Answering the demands of the consumer population, food companies began manufacturing products that met the criteria of lower calorie, lower fat. Along came the introduction of 100 calorie snacks, and low-fat, diet, highly processed “light” foods that we began to consume by the bucketful (they’re only 100 calories so I can eat 5!). They were precisely the chemical laden, sugar filled, nutrient deficient, rancid from processed oils, inflammation producing “foods” that resulted in us becoming fatter, sicker and unhealthier than ever before.

These types of foods are very counterintuitive to our evolutionary programming. As humans, we ate fat in its least processed forms (think animal fat, whole seafood, egg yolks, avocados, coconuts, nuts and olives) for thousands of years. The most valuable nutrients our bodies can get are from fat-soluble vitamins that need fat for our bodies to actually absorb them. The perfection of Mother Nature!

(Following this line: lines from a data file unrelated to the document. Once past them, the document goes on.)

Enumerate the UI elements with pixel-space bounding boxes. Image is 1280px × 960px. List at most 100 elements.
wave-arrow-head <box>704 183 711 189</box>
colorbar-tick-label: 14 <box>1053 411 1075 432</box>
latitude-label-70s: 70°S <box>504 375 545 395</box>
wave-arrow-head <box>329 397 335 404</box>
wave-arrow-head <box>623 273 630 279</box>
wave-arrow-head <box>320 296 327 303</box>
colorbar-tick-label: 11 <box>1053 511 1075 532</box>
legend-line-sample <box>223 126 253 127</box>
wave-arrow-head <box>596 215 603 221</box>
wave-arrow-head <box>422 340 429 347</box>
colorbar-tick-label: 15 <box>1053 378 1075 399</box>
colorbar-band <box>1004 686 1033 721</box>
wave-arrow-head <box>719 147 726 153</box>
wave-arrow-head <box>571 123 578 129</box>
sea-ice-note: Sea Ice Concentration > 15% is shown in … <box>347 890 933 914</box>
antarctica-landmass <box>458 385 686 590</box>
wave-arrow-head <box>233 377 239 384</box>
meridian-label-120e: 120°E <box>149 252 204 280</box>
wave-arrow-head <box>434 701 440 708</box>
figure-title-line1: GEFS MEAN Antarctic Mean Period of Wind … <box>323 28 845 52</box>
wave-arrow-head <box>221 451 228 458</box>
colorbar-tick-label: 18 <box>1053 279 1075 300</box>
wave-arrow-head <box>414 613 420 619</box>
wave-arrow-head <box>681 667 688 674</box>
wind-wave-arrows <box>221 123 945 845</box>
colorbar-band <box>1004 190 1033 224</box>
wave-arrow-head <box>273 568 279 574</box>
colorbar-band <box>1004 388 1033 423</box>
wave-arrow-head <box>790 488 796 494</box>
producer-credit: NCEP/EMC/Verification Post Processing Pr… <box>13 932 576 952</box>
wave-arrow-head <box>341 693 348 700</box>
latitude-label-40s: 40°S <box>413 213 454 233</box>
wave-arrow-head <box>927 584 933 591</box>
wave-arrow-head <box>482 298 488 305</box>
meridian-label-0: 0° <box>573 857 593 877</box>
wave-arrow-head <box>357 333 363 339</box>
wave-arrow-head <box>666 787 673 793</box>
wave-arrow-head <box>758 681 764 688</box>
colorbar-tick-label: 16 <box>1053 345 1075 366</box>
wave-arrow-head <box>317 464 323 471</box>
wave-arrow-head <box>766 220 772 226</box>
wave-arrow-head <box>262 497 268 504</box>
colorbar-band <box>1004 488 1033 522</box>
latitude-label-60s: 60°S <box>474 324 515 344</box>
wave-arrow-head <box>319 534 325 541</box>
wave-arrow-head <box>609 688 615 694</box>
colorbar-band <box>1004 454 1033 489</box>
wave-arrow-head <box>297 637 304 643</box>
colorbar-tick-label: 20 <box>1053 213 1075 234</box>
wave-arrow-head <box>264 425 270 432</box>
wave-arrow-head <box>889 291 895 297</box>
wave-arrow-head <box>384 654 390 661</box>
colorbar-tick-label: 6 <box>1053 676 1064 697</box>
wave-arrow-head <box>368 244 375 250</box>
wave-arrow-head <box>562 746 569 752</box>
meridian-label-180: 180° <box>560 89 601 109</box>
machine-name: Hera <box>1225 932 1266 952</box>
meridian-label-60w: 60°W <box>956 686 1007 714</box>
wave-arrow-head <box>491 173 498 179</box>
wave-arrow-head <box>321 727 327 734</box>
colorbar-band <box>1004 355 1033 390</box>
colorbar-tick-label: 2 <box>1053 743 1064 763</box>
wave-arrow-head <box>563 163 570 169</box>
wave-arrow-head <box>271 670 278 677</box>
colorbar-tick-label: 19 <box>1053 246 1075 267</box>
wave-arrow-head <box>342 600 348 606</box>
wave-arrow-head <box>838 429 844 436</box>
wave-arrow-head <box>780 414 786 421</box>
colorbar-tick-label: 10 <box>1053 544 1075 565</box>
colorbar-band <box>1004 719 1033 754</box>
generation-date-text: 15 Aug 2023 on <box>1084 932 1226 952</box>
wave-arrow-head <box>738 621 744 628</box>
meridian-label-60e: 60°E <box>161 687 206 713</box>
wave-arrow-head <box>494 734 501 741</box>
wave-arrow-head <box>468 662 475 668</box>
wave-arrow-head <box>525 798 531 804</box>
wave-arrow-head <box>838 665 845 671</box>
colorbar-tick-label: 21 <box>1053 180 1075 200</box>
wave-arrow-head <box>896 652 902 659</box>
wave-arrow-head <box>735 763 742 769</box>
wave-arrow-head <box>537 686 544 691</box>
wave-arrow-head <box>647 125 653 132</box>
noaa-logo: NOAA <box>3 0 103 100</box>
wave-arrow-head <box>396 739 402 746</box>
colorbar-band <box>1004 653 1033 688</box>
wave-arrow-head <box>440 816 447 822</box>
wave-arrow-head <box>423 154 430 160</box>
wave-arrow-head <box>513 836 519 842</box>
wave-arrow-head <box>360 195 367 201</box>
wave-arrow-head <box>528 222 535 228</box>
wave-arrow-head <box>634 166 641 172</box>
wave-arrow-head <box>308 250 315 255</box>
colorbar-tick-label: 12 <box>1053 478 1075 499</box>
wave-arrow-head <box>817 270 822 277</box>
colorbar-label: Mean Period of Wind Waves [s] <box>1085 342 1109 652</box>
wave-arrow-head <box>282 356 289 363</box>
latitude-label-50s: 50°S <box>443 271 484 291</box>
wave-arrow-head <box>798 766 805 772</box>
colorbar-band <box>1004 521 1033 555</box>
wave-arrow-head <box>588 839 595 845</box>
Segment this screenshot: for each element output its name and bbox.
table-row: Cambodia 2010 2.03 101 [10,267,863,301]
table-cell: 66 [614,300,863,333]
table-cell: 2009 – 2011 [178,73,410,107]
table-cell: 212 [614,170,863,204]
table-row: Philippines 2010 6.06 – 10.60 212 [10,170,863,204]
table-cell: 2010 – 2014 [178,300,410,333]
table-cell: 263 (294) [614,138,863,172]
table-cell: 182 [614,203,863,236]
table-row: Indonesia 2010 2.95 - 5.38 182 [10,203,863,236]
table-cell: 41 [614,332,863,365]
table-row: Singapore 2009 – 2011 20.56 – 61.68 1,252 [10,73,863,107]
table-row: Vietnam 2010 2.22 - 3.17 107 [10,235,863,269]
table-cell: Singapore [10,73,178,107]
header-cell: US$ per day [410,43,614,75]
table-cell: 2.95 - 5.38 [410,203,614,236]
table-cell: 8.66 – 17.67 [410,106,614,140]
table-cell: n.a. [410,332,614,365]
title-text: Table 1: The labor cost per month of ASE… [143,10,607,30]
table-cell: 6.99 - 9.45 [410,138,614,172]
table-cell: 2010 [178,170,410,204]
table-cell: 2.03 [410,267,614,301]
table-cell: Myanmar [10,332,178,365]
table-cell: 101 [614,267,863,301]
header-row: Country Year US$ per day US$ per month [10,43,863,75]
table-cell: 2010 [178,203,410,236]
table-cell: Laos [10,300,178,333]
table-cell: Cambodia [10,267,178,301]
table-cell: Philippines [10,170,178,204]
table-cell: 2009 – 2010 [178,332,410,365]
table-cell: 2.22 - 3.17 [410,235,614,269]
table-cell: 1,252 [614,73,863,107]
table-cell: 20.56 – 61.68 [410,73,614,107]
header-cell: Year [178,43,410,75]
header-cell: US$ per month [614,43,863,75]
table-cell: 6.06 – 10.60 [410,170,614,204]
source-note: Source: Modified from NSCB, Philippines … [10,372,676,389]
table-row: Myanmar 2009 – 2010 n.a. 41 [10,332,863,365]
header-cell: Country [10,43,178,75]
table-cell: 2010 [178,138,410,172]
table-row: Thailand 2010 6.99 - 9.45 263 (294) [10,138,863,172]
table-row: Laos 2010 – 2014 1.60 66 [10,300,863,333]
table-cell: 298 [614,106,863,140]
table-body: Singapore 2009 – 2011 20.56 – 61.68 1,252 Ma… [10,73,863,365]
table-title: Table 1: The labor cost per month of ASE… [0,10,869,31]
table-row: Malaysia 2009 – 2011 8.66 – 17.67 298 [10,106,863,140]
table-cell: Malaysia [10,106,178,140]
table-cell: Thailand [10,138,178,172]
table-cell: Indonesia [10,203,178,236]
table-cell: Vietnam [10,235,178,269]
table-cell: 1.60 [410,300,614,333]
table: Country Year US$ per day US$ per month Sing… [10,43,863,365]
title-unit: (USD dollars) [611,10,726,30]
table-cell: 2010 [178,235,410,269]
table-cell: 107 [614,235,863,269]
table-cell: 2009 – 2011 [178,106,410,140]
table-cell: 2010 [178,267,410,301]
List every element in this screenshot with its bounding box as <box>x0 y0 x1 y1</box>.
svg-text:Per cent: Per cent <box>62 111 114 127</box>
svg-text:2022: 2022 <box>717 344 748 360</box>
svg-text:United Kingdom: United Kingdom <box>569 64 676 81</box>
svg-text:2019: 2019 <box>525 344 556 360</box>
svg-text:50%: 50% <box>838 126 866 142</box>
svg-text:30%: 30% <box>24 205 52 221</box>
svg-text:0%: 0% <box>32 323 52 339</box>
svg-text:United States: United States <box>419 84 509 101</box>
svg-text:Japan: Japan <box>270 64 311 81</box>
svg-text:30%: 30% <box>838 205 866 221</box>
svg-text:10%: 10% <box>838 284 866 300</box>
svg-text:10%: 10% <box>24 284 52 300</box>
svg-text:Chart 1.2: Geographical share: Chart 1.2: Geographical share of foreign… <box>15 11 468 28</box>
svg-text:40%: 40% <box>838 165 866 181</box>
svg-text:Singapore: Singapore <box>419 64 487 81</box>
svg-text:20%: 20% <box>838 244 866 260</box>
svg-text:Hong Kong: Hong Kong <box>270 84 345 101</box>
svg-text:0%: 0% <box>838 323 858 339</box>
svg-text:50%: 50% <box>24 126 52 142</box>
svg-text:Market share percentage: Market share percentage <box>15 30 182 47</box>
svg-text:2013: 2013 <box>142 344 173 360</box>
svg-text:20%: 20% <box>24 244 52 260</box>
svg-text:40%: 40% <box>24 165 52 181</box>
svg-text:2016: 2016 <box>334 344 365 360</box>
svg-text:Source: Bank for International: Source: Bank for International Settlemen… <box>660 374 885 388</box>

Fat-soluble vitamins play a key role in eye health, bone health, heart health, skin health, reproductive health, immune system health, lung health and emotional health - to name a few.

Over time, our bodies become poorly nourished and inflamed from consuming these damaged oils, low-fat diets, and diets high in processed foods.  All of this can lead to unhealthy cravings and emotional eating.  Diets often fail, especially low-fat diets, because we’re driven to eat more seeking nutrients from anything we can, at any cost.

When we nourish our bodies with good whole foods and healthy fats, we nourish our cells and keep hormonal signalling regulated.  Our bodies then automatically know to tell us we’ve had enough to eat.

It’s time to look at fat in a new way.